This collection of programs is to allow easy bulk conversion form ScreenOS (Netscreeens) to Junos (SRX's).
git clone [email protected]:greyinghair/screenos_to_junos_converter.git
Requirements: Python >= 3.6 < 3.8)
Put entire firewall config into file, not for partially converting config.
- NAT (neither MIP's/DIP's/Interface NAT). (Any policies which include NAT config: source NAT, destination NAT & DIP rules will be created minus the NAT config. Firewall rules with MIP as destination will NOT be created at all.)
- Global rules
- Disabled rules
- Interfaces
- VPNs
- Routes
The Netscreen config needs to be gone through manually for any rules with "dip", "nat" or "MIP" in them to create relevant NAT policies in Junos.

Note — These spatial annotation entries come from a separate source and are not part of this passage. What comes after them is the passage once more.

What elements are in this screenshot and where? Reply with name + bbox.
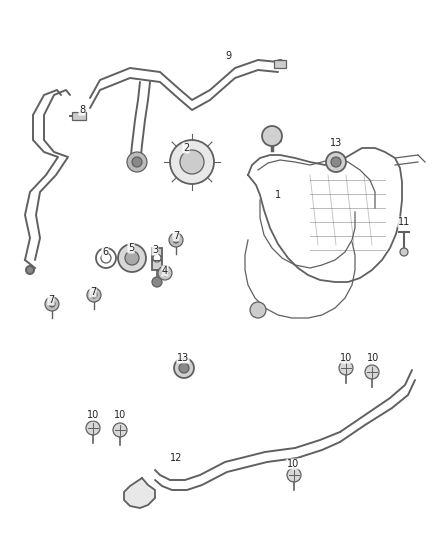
Circle shape xyxy=(174,358,194,378)
Text: 5: 5 xyxy=(128,243,134,253)
Circle shape xyxy=(169,233,183,247)
Text: 12: 12 xyxy=(170,453,182,463)
Circle shape xyxy=(262,126,282,146)
Circle shape xyxy=(162,270,168,276)
Circle shape xyxy=(127,152,147,172)
Circle shape xyxy=(365,365,379,379)
Circle shape xyxy=(400,248,408,256)
Text: 10: 10 xyxy=(114,410,126,420)
Circle shape xyxy=(86,421,100,435)
Circle shape xyxy=(91,292,97,298)
Circle shape xyxy=(26,266,34,274)
Circle shape xyxy=(158,266,172,280)
Circle shape xyxy=(118,244,146,272)
Circle shape xyxy=(339,361,353,375)
Circle shape xyxy=(152,277,162,287)
Text: 10: 10 xyxy=(340,353,352,363)
Circle shape xyxy=(287,468,301,482)
Text: 9: 9 xyxy=(225,51,231,61)
FancyBboxPatch shape xyxy=(274,60,286,68)
Text: 11: 11 xyxy=(398,217,410,227)
Text: 7: 7 xyxy=(90,287,96,297)
FancyBboxPatch shape xyxy=(72,112,86,120)
Circle shape xyxy=(132,157,142,167)
Circle shape xyxy=(326,152,346,172)
Text: 8: 8 xyxy=(79,105,85,115)
Text: 13: 13 xyxy=(177,353,189,363)
Text: 2: 2 xyxy=(183,143,189,153)
Polygon shape xyxy=(124,478,155,508)
Text: 10: 10 xyxy=(367,353,379,363)
Circle shape xyxy=(331,157,341,167)
Circle shape xyxy=(87,288,101,302)
Circle shape xyxy=(179,363,189,373)
Circle shape xyxy=(125,251,139,265)
Circle shape xyxy=(49,301,55,307)
Text: 7: 7 xyxy=(48,295,54,305)
Circle shape xyxy=(45,297,59,311)
Circle shape xyxy=(170,140,214,184)
Text: 13: 13 xyxy=(330,138,342,148)
Text: 7: 7 xyxy=(173,231,179,241)
Text: 3: 3 xyxy=(152,245,158,255)
Circle shape xyxy=(250,302,266,318)
Text: 1: 1 xyxy=(275,190,281,200)
Circle shape xyxy=(173,237,179,243)
Circle shape xyxy=(153,254,161,262)
Text: 6: 6 xyxy=(102,247,108,257)
Text: 4: 4 xyxy=(162,266,168,276)
FancyBboxPatch shape xyxy=(152,248,162,270)
Circle shape xyxy=(180,150,204,174)
Text: 10: 10 xyxy=(287,459,299,469)
Circle shape xyxy=(113,423,127,437)
Text: 10: 10 xyxy=(87,410,99,420)
Circle shape xyxy=(276,60,284,68)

Config which is converted from ScreenOS format to JunOS:
- Services/Applications
- Addresses
- Address Groups
- Rules
Put config to convert into "netscreen_config.txt" then run the python script: python3 ./convert.py
There will be 1 file output to same directory as the convert.py script resides in:
converted_<date>_<time>.txt
You can then copy and paste the entire output fro the converted file into your SRX.
Converted rules are named the same as the current Netscreen policy ID's so manually inspect a few rule conversions to verify they were converted correctly.
Lookups are not performed nor are sanity checks against zone naming. It is presumed zone naming remains the same across both ScreenOS and JunOS systems, except for the zone named "Management", which is reserved in Junos so if that name exists as a zone in ScreenOS config it will be changed to "System-Management" for JunOS.